A simple Contact form with PHP
A simple secure PHP form-to-email script, which web browsers and bots can't get to! You can use it for multiple fields, without making any changes to the script.
Requirements:
- A source code editor
- PHP installed on your server.
Example:
Step 1:
Copy and paste the PHP code below in a source code editor and save it as FormToEmail.php.
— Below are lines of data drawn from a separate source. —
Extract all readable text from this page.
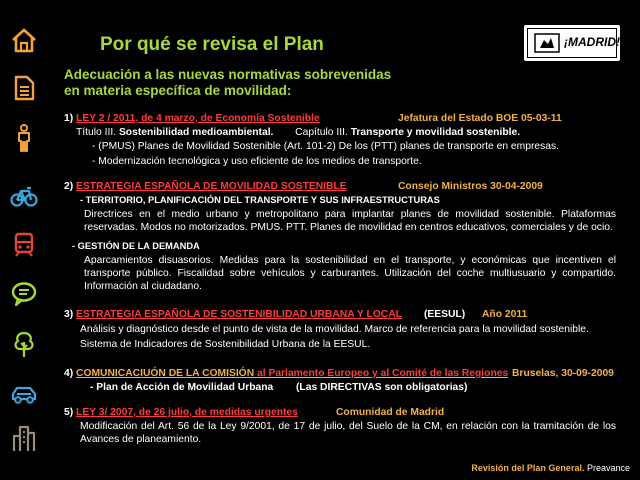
Por qué se revisa el Plan	¡MADRID!
Adecuación a las nuevas normativas sobrevenidas
en materia específica de movilidad:
1) LEY 2 / 2011, de 4 marzo, de Economía Sostenible	Jefatura del Estado BOE 05-03-11
Título III. Sostenibilidad medioambiental. Capítulo III. Transporte y movilidad sostenible.
- (PMUS) Planes de Movilidad Sostenible (Art. 101-2) De los (PTT) planes de transporte en empresas.
- Modernización tecnológica y uso eficiente de los medios de transporte.
2) ESTRATEGIA ESPAÑOLA DE MOVILIDAD SOSTENIBLE	Consejo Ministros 30-04-2009
- TERRITORIO, PLANIFICACIÓN DEL TRANSPORTE Y SUS INFRAESTRUCTURAS
Directrices en el medio urbano y metropolitano para implantar planes de movilidad sostenible. Plataformas reservadas. Modos no motorizados. PMUS. PTT. Planes de movilidad en centros educativos, comerciales y de ocio.
- GESTIÓN DE LA DEMANDA
Aparcamientos disuasorios. Medidas para la sostenibilidad en el transporte, y económicas que incentiven el transporte público. Fiscalidad sobre vehículos y carburantes. Utilización del coche multiusuario y compartido. Información al ciudadano.
3) ESTRATEGIA ESPAÑOLA DE SOSTENIBILIDAD URBANA Y LOCAL (EESUL) Año 2011
Análisis y diagnóstico desde el punto de vista de la movilidad. Marco de referencia para la movilidad sostenible.
Sistema de Indicadores de Sostenibilidad Urbana de la EESUL.
4) COMUNICACIUÓN DE LA COMISIÓN al Parlamento Europeo y al Comité de las Regiones Bruselas, 30-09-2009
- Plan de Acción de Movilidad Urbana (Las DIRECTIVAS son obligatorias)
5) LEY 3/ 2007, de 26 julio, de medidas urgentes	Comunidad de Madrid
Modificación del Art. 56 de la Ley 9/2001, de 17 de julio, del Suelo de la CM, en relación con la tramitación de los Avances de planeamiento.
Revisión del Plan General. Preavance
Please don't remove the Copyright notice!
<?php
/*COPYRIGHT FormToEmail.com 2003 - 2006
You are not permitted to sell this script, but you can use it, copy it or distribute it, providing that you do not delete this copyright notice, and you do not remove any reference to FormToEmail.com*/
$my_email = "YourName@YourSiteName.com";
$continue = "/";
// Initialise variables
$errors = array();
if($_SERVER['REQUEST_METHOD'] == "POST"){$form_input = $_POST;}elseif($_SERVER['REQUEST_METHOD'] == "GET"){$form_input = $_GET;}else{exit;}
// Remove leading whitespace from all values.
function recursive_array_check(&$element_value)
{
if(!is_array($element_value)){$element_value = ltrim($element_value);}
else
{
foreach($element_value as $key => $value){$element_value[$key] = recursive_array_check($value);}
}
return $element_value;
}
recursive_array_check($form_input);
// Check referrer is from same site.
if(!(isset($_SERVER['HTTP_REFERER']) && !empty($_SERVER['HTTP_REFERER']) && stristr($_SERVER['HTTP_REFERER'],$_SERVER['HTTP_HOST']))){$errors[] = "You must enable referrer logging to use the form";}
// Check for a blank form.
function recursive_array_check_blank($element_value)
{
global $set;
if(!is_array($element_value)){if(!empty($element_value)){$set = 1;}}
else
{
foreach($element_value as $value){if($set){break;} recursive_array_check_blank($value);}
}
}
recursive_array_check_blank($form_input);
if(!$set){$errors[] = "You cannot send a blank form";}
// Strip HTML tags from all fields.
function recursive_array_check2(&$element_value)
{
if(!is_array($element_value)){$element_value = strip_tags($element_value);}
else
{
foreach($element_value as $key => $value){$element_value[$key] = recursive_array_check2($value);}
}
return $element_value;
}
recursive_array_check2($form_input);
// Validate name field.
if(isset($form_input['name']) && !empty($form_input['name']))
{
if(preg_match("`[\r\n]`",$form_input['name'])){$errors[] = "You have submitted an invalid new line character";}
if(preg_match("/[^a-z' -]/i",stripslashes($form_input['name']))){$errors[] = "You have submitted an invalid character in the name field";}
}
// Validate email field.
if(isset($form_input['email']) && !empty($form_input['email']))
{
if(preg_match("`[\r\n]`",$form_input['email'])){$errors[] = "You have submitted an invalid new line character";}
if(!preg_match('/^([a-z][a-z0-9_.-\/\%]*@[^\s\"\)\?<>]+\.[a-z]{2,6})$/i',$form_input['email'])){$errors[] = "Email address is invalid";}
}
// Display any errors and exit if errors exist.
if(count($errors)){foreach($errors as $value){print "$value<br>";} exit;}
// Build message.
function build_message($request_input){if(!isset($message_output)){$message_output = "";}if(!is_array($request_input)){$message_output = $request_input;}else{foreach($request_input as $key => $value){if(!is_numeric($key)){$message_output .= "\n\n".$key.": ".build_message($value);}else{$message_output .= "\n\n".build_message($value);}}}return $message_output;}
$message = build_message($form_input);
$message = $message . "\n\n-- \nThank you for using FormToEmail from http://FormToEmail.com";
$message = stripslashes($message);
$subject = "FormToEmail Comments";
$headers = "From: " . $form_input['email'] . "\n" . "Return-Path: " . $form_input['email'] . "\n" . "Reply-To: " . $form_input['email'] . "\n";
mail($my_email,$subject,$message,$headers);
?>
<!DOCTYPE HTML PUBLIC "-//W3C//DTD HTML 4.01 Transitional//EN">
<html>
<head>
<title>Form To Email PHP script from FormToEmail.com</title>
<meta http-equiv="Content-Type" content="text/html; charset=iso-8859-1">
</head>
<body bgcolor="#ffffff" text="#000000">
<div>
<center>
<b>Thank you <?php print stripslashes($form_input['name']); ?></b> <br>
Your message has been sent
<p><a href="<?php print $continue; ?>">Click here to continue</a></p>
<p><b>FormToEmail</b> by <a href="http://FormToEmail.com">FormToEmail.com</a></p>
</center>
</div>
</body>
</html>
Step 2:
Change line $my_email = "YourName@YourSiteName.com"; and fill in your E-mail address.
Upload the files to you're server and you're done!